Komputronik ma oddać 60 milionów złotych zaległego podatku VAT wraz z odsetkami. Tak brzmi decyzja Naczelnika Wielkopolskiego Urzędu Celno-Skarbowego w Poznaniu – Delegatury w Lesznie. Według fiskusa firma notowana na GPW źle rozliczała podatek w drugim kwartale 2014 roku.

Polskie przedsiębiorstwo zdecydowało się na rozpoczęcie postępowania sanacyjnego, zakładającego między innymi redukcję zatrudnienia o 20% i redukcję innych kosztów prowadzonej działalności, odstąpienie od wybranych umów, a także modyfikację limitów ubezpieczenia.

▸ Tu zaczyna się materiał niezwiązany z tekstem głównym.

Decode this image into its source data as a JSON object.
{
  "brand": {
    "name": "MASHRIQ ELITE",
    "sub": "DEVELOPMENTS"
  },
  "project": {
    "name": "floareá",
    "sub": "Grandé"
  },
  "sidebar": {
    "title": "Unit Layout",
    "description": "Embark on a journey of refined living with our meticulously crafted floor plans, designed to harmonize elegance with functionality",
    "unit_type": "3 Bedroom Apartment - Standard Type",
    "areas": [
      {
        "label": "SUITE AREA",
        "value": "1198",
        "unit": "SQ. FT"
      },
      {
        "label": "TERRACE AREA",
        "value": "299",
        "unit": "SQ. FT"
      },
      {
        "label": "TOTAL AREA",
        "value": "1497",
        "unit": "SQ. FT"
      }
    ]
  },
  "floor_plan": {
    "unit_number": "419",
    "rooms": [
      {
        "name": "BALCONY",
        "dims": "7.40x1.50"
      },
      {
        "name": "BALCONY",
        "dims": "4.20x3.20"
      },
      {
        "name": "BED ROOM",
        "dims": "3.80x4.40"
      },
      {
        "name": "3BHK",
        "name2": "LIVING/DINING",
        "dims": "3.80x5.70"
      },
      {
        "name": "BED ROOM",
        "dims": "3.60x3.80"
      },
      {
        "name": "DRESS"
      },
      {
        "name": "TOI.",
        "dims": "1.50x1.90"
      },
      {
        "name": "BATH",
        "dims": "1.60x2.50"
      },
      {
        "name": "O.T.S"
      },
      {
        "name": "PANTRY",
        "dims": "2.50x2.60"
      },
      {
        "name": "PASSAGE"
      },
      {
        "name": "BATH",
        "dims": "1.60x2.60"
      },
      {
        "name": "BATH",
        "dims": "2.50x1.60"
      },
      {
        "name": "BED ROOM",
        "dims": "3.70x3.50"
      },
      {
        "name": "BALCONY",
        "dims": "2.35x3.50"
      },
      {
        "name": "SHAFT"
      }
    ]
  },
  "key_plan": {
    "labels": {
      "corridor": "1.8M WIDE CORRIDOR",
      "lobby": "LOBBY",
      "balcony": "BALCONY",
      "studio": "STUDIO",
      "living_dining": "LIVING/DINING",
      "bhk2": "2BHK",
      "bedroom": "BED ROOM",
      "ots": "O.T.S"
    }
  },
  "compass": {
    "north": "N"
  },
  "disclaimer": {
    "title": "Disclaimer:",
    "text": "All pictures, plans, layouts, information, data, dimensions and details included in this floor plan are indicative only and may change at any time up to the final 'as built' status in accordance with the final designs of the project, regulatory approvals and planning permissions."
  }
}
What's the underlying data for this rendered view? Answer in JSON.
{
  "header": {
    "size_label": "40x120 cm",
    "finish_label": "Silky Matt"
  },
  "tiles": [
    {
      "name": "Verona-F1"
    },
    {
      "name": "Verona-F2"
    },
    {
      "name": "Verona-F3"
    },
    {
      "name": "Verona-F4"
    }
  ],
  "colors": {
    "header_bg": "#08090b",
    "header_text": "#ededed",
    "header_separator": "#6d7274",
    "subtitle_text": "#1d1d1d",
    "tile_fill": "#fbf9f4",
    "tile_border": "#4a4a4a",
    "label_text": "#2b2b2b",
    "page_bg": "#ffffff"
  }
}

Komputronik jednocześnie zaprzecza, jakoby rzeczywiście pojawiły się zawirowania powiązane z podatkiem VAT w 2014 roku:

„W ocenie Zarządu jak i dwóch niezależnych doradców podatkowych, decyzja jest rażąco bezpodstawna i zawiera wiele błędów formalnych i proceduralnych, zatem prawdopodobieństwo jej uchylenia jest wysokie” – czytamy w oficjalnym komunikacie.

 

Firma uspokaja również swoich klientów, zarówno indywidualnych, jak i biznesowych. Sklep będzie funkcjonować dalej. Nie trzeba obawiać się o bezpieczeństwo dokonywanych tam transakcji:

„Wejście Spółki w sanację wymusi dalszą reorganizację firmy, na co jest ona przygotowana. Działania te rozpoczęły się już na początku 2019 roku. Zrewidowana została strategia Spółki, wykonano szereg działań optymalizacyjnych i efektywnościowych. Zarząd Grupy Komputronik podkreśla, że pomimo podjętych działań, klienci indywidualni i biznesowi w dalszym ciągu mogą swobodnie korzystać z pełnej oferty obydwu spółek. Podjęte kroki nie mają wpływu na sprzedaż oraz prawa konsumentów. Zarówno sklepy stacjonarne jak i sklep internetowy nadal będą prowadzić sprzedaż elektroniki, wysyłki będą realizowane zgodnie z zamówieniami, konsumenci będą mieć swobodny dostęp do pełnej oferty produktowej oraz usługowej, a także będą bez przeszkód mogli korzystać m.in. z prawa do reklamacji czy zwrotu zakupionego towaru. Obydwie Spółki będą nadal, na dotychczasowych zasadach, realizować obsługę sprzedażową i posprzedażową.”

Czas pokaże, co ostatecznie wyjdzie z całego zamieszania. Miejmy nadzieję, że rzeczywiście nie doszło do żadnych nadużyć i Komputronik dalej  będzie funkcjonować.